Commentary 2: Missing in the numbers: Examination of Teacher and Racial Identities: A Commentary on Aguirre’s Case
-
Published:2016
Ebony O. McGee, 2016. "Missing in the numbers: Examination of Teacher and Racial Identities: A Commentary on Aguirre’s Case", Cases for Mathematics Teacher Educators: Facilitating Conversations about Inequities in Mathematics Classrooms, Dorothy Y. White, Sandra Crespo, Marta Civil
Download citation file:
I enjoyed reading this case study, which focused on a White female preservice teacher as she attempted to infuse her mathematics teaching pedagogy within an anti-deficit, culturally affirming frame for a 4th-grade female student of Mexican descent named Angela. With that said, I would like to offer some strategies and suggestions to potentially improve the experience of the preservice teacher and her racially and culturally diverse students.
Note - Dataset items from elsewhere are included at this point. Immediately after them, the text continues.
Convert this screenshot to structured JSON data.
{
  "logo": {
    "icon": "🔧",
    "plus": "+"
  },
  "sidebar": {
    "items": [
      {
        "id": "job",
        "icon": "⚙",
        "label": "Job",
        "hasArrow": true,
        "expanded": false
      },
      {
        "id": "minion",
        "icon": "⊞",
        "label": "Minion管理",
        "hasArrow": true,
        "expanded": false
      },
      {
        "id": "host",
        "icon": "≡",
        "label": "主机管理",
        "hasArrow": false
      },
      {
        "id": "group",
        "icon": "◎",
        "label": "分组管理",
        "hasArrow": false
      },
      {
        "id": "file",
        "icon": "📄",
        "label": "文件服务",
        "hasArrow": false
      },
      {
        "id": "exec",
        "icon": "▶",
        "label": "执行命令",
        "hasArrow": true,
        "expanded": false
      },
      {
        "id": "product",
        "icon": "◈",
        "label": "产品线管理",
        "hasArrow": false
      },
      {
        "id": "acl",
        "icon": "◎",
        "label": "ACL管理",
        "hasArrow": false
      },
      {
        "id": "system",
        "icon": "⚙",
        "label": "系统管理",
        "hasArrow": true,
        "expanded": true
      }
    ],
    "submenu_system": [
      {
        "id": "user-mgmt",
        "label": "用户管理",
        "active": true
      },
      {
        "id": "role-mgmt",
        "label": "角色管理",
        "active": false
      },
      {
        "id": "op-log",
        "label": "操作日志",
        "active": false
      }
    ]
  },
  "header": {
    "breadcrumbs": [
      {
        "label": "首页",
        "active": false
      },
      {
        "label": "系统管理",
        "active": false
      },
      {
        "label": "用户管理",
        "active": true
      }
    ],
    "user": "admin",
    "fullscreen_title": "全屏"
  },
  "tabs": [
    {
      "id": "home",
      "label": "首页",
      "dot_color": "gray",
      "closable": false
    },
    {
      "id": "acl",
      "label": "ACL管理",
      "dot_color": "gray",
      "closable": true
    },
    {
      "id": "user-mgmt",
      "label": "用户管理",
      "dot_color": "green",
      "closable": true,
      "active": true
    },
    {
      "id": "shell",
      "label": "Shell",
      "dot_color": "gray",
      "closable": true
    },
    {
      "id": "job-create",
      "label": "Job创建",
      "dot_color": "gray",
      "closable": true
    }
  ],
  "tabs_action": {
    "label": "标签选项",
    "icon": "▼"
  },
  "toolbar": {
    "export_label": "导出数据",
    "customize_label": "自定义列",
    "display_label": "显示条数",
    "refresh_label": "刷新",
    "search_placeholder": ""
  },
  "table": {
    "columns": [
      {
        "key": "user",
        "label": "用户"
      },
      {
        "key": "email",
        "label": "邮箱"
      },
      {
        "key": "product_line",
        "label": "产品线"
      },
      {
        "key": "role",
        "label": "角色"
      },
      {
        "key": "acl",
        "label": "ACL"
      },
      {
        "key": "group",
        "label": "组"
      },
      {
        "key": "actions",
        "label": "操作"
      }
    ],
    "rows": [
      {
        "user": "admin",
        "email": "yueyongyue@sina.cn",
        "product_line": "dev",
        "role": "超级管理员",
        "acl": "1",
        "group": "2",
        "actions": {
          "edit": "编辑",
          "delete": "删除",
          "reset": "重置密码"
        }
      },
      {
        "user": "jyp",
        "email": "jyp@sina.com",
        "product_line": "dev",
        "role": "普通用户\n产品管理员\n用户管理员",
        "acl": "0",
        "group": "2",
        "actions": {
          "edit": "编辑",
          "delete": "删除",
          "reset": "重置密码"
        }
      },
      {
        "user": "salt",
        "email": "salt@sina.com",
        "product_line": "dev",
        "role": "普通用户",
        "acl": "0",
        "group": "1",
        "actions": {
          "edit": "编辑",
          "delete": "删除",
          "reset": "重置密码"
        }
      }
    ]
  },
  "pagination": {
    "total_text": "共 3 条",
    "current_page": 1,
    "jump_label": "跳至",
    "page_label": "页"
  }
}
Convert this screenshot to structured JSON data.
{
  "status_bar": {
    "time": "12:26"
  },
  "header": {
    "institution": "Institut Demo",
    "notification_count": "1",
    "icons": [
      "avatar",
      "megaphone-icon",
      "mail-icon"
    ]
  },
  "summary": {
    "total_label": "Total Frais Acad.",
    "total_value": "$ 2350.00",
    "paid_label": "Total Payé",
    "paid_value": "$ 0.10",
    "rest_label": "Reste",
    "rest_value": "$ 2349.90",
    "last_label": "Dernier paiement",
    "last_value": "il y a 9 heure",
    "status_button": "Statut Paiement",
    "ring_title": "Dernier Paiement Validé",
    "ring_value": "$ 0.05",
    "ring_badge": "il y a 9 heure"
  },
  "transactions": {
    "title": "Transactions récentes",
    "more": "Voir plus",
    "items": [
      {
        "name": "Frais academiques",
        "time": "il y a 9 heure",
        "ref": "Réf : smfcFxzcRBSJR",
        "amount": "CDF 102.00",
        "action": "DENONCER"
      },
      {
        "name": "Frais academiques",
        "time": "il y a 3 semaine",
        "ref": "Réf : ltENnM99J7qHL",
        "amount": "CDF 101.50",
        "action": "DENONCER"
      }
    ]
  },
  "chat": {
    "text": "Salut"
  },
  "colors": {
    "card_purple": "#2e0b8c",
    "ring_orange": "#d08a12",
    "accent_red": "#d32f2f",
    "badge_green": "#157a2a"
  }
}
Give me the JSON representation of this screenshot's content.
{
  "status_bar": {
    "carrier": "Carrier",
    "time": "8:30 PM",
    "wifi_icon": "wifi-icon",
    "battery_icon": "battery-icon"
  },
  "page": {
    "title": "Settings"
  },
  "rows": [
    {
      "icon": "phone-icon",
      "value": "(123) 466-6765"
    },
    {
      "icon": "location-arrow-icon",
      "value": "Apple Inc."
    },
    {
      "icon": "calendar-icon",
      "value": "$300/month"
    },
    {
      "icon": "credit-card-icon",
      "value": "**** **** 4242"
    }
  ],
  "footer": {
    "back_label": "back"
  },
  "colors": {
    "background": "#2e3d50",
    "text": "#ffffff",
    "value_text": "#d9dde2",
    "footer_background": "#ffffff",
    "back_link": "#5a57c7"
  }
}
For more than 10 years, I have been researching the lives and experiences of Black STEM (science, technology, engineering, and mathematics) students, from high school all the way up through the pipeline to Black STEM faculty status. Having endured the challenges associated with being Black, female, and a “doer of mathematics” (Martin, 2006), I have come to understand that my experiences are similar to those of the students I research and teach. My research has been influenced by theories of race and racism, which have helped me recognize that issues around power, privilege, race, class, and sexual oppression are at the root of many of the academic barriers these students face and of the devaluation of their essential human attributes based on race and its intersection with class and gender (McGee, 2014).